Why, do you think you should be 8-0?
"Well, that's what we're playing for, right?"
That's right. Playing to win, the story of the 2011 Cincinnati Bengals, coached by Marvin Lewis, the man with nine lives.
Lewis is a Pittsburgh area native who before jumping on and off the hot seat in Cincinnati coached linebackers under Bill Cowher. He feels comfortable enough to joke around with the locals, but the aforementioned transcript was no joke with the Pittsburgh media, who really only wanted to ask this question:
Who are these 6-2 Cincinnati Bengals?
Ben Roethlisberger has some answers.
"I think a lot of people kind of doubted them because of Carson," Roethlisberger said of the off-season "retirement" of quarterback Carson Palmer.
Because of Palmer's refusal to play one more snap with what last year was a 4-12 team, he "retired" and forced the Bengals to draft quarterback Andy Dalton in the second round.
A four-year starter at TCU, Dalton's won-loss record of 42-7 has carried over with the tied-for-first Bengals.
"Dalton's come in and done a great job," Roethlisberger said. "I thought he was one of the better quarterbacks coming out last year and he's done a great job of making plays. And their defense is just really good. They've revamped it and are doing a lot of things."
In his fourth season as defensive coordinator, Mike Zimmer has the Bengals ranked fourth overall and first in stopping the run, per carry, at a 3.3 yards-allowed average.

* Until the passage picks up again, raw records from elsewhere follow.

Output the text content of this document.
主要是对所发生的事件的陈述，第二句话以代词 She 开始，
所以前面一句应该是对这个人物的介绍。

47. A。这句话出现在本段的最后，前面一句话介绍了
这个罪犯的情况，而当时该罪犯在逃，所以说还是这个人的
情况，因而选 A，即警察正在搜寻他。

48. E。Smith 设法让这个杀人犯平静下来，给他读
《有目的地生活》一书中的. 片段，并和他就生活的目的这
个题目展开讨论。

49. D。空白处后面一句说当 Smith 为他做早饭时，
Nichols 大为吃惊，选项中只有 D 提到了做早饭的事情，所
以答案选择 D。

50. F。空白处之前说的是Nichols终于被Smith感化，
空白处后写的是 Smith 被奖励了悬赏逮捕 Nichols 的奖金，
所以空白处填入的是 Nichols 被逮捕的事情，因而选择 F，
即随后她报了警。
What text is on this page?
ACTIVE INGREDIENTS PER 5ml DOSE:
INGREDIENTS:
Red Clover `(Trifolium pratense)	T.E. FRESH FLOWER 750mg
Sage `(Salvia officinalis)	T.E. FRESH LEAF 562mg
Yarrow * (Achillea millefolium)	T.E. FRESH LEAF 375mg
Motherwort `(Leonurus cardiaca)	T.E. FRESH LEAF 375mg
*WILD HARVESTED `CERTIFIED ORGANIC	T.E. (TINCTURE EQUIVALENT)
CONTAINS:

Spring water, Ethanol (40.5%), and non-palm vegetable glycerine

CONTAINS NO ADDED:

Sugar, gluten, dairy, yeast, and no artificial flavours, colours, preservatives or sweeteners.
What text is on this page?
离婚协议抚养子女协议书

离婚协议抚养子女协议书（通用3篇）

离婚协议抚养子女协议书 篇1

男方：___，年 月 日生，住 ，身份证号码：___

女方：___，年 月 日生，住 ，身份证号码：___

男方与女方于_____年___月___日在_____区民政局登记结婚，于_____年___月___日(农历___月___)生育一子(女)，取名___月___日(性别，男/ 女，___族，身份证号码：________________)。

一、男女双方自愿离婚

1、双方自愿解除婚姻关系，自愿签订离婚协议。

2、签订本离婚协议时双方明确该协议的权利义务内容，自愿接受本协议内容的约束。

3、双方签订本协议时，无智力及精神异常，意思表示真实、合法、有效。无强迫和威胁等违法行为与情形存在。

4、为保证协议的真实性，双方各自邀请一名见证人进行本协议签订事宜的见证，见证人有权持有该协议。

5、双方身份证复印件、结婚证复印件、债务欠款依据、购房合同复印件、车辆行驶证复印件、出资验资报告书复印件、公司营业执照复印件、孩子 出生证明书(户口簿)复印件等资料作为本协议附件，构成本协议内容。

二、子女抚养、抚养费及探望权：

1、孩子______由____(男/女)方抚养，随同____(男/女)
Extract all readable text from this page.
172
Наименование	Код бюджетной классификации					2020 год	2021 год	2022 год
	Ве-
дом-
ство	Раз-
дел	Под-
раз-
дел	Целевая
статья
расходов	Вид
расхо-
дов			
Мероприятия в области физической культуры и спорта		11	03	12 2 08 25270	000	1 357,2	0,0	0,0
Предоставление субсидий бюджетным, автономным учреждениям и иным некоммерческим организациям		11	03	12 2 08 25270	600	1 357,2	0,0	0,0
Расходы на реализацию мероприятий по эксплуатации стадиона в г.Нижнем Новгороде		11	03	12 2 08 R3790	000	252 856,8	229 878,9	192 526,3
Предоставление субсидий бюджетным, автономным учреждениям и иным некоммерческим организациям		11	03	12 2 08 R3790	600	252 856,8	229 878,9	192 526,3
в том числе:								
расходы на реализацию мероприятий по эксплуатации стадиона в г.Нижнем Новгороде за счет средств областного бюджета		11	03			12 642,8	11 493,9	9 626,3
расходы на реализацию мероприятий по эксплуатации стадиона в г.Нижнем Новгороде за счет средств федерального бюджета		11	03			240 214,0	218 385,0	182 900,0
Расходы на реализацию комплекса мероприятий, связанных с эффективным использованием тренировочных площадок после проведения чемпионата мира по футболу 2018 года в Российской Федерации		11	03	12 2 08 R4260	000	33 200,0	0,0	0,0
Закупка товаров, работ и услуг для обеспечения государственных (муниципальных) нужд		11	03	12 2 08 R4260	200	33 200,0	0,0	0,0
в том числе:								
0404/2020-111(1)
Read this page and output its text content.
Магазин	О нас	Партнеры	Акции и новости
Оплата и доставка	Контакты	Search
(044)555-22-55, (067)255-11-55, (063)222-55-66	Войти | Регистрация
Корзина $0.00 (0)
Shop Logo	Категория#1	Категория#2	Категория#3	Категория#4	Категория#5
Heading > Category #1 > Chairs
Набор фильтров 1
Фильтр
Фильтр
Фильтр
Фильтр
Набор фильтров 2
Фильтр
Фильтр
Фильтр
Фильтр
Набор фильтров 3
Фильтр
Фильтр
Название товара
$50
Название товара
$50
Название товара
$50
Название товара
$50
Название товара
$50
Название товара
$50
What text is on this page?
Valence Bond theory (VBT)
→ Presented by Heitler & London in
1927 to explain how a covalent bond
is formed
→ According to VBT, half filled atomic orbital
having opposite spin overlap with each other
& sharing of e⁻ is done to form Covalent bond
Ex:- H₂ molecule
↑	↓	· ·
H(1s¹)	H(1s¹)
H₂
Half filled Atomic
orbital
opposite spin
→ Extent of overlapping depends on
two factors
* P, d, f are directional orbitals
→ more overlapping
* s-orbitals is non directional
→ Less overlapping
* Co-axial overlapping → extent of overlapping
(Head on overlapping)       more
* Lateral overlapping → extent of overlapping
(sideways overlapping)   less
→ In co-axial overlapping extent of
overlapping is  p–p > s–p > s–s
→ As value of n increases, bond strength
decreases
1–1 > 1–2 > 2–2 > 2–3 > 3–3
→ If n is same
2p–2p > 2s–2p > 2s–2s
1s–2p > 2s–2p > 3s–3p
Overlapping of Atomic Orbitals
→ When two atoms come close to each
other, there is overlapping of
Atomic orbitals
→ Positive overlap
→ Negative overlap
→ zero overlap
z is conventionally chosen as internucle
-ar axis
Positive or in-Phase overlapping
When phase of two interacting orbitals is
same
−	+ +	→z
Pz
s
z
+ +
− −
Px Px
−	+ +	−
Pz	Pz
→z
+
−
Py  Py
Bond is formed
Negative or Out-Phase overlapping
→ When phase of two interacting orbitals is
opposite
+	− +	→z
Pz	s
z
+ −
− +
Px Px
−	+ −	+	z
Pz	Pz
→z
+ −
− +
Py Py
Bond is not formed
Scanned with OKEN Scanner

"He's got an innate knack or play-calling," said Lewis. "He puts our guys in position to win the down, and he makes sure they have the knowledge of what they and the other team are doing. You go into our meetings and you see everybody taking notes like it's a trigonometry class."
Well, apparently dey a rookie quarterback and his trig class.
But of course there's more.
The Bengals' offensive line has been bolstered this season by the maturing of right tackle Andre Smith, the sixth pick of the 2009 draft. The group has been intact ever since RG Bobbie Williams returned from suspension in the fifth week of the season. They've allowed only 13 sacks this season, or twice as few as have the Steelers.
Dalton's deep threat is this year's prize rookie, A.J. Green, the fourth pick of the draft who leads the Bengals with 40 catches, 599 yards and 5 touchdowns.
"We saw his talent early on in training camp," said Dalton. "He was going up and making catches that were unbelievable."
"He a beast, freakish," said Steelers cornerback Ike Taylor, who'll likely be assigned to shadow the 6-4, 207-pounder.
The other freakish beast of the Bengals' offense is last year's No. 1 pick, 6-5, 260-pound tight end Jermaine Gresham, who's missed the last two games with a hamstring strain.
He's hoping to return Sunday to take part in the "Who Dey?" celebration that's otherwise known as "Steelers Week" in Cincinnati.
"I think it would be great to be 7-2," said Dalton. "Everybody is excited. The game is sold out. There are just a lot of people excited for this."